Pandora was last profitable in 2014, though its current losses are narrowing. During the quarter, net losses attributable to common stockholders slimmed to $99.5 million for the three month period ending June 30th. That’s substantially lower than losses of $289.7 million during the same period last year.
A quick breakdown of Pandora’s earnings report reveals that ad-supported revenue accounted for $271.1 million, while subscriber revenue generated $113.7 million. That’s an increase of 67% compared to last year when you consider the removal of Australia and New Zealand — not to mention the dump-off of Ticketfly to Eventbrite last year.
In other words: a lot of moving parts here, including a lot of changes that make year-over-year comparisons tricky. But paid subscribers are definitely moving upward at a steady pace.
While quarterly revenues are up compared to last year, listening hours and active users are both down.

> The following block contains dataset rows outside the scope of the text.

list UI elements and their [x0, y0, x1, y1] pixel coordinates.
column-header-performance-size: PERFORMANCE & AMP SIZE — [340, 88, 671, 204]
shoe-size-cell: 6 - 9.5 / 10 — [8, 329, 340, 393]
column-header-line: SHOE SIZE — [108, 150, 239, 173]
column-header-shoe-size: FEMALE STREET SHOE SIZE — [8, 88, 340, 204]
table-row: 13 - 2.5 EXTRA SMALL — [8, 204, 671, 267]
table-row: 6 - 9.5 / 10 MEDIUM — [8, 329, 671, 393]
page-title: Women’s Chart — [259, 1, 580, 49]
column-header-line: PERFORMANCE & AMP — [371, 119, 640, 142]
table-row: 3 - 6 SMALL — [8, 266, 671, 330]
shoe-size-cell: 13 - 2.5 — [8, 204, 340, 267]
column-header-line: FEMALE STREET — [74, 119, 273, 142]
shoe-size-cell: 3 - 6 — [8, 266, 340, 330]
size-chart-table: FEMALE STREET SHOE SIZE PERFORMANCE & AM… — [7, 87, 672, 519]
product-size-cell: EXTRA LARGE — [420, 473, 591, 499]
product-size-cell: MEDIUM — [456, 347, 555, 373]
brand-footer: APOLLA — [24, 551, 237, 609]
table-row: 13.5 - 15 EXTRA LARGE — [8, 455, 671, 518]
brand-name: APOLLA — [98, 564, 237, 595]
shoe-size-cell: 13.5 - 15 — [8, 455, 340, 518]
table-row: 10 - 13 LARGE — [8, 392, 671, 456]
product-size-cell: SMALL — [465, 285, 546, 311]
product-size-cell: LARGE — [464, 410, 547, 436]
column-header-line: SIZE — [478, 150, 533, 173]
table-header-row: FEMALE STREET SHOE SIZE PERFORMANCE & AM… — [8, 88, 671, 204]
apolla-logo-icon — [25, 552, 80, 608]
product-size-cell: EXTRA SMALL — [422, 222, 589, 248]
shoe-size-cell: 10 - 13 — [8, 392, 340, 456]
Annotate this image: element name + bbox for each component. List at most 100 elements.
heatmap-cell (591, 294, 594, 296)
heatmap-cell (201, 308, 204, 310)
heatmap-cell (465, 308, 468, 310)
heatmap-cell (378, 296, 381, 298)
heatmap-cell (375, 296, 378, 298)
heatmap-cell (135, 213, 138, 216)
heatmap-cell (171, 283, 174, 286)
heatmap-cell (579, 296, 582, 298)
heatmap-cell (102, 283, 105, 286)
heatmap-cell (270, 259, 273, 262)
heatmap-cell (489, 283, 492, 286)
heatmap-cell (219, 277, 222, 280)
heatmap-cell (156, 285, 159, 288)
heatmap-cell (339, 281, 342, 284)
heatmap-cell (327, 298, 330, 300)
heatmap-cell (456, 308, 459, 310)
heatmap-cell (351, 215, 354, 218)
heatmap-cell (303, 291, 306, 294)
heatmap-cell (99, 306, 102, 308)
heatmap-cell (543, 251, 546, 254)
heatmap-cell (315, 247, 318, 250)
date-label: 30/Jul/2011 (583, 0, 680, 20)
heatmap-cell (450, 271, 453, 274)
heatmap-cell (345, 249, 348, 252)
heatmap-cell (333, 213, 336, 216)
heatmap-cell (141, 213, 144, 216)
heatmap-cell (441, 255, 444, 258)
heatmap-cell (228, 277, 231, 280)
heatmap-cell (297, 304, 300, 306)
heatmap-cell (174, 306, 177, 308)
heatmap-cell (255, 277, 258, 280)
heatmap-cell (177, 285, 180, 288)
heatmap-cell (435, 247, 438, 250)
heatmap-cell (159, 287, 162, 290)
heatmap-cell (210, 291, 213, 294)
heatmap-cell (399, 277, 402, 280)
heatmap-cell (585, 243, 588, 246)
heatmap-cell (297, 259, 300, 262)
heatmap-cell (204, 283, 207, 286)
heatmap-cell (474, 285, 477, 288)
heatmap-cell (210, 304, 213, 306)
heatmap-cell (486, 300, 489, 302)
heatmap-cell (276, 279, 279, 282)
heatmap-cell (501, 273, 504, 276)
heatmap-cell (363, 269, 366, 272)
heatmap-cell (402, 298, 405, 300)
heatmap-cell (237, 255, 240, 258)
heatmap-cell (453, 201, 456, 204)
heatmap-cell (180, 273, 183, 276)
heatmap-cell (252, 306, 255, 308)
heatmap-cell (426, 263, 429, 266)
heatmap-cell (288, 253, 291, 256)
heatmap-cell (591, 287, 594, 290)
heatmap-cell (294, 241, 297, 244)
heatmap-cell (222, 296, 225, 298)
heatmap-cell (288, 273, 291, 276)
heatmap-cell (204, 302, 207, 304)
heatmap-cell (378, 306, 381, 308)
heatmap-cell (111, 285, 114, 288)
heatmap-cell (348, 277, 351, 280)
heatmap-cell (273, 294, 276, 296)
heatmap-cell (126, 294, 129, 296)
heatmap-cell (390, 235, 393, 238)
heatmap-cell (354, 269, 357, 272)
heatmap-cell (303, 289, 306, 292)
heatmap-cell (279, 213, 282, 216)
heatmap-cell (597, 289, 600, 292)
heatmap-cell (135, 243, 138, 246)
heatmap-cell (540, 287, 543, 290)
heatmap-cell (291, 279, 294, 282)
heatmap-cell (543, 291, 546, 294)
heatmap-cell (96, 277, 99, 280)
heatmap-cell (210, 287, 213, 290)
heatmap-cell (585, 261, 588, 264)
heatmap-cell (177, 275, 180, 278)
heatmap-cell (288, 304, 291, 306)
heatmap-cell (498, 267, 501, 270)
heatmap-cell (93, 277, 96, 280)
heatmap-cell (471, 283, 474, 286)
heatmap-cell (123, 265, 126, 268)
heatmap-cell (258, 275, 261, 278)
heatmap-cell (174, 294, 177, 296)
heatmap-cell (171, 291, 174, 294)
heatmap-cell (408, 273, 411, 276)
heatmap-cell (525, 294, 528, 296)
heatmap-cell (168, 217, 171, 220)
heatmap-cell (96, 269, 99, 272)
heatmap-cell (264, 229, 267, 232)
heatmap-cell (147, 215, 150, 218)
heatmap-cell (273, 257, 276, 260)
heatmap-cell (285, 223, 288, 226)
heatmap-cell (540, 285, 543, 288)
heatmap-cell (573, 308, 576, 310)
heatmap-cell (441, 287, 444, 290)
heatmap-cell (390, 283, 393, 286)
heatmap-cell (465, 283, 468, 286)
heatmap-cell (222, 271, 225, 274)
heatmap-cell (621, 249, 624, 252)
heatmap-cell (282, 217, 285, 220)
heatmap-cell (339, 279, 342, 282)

In Q2 2017, the service boasted 76 million active users with 5.22 billion hours of music. However, the Q2 2018 report reveals these metrics are down to 71.4 million active users and 5.09 billion listening hours.
The extra boost in revenue can be attributed to 351,000 new paid subscribers for the streaming service’s Plus and Premium plans, which brings total subscribers up to 6 million.
The added subscriber growth can be partly attributed to the launch of the $14.99 family streaming plan, which the company believes will continue to be a significant driver for growth for the rest of 2018. CEO Roger Lynch confirmed that the streaming service’s paid subscribers listen to music three times longer than their ad-supported counterparts.
The company gained twice as many paid subscribers in Q2 2018 compared to the previous quarter of the same year.
But advertiser revenue per minute reached all-time highs for the streaming company, hitting the $68.75 per minute mark. Lynch also detailed the company’s plans going forward, mentioning the launch of a student plan and expanding device support for the Pandora app.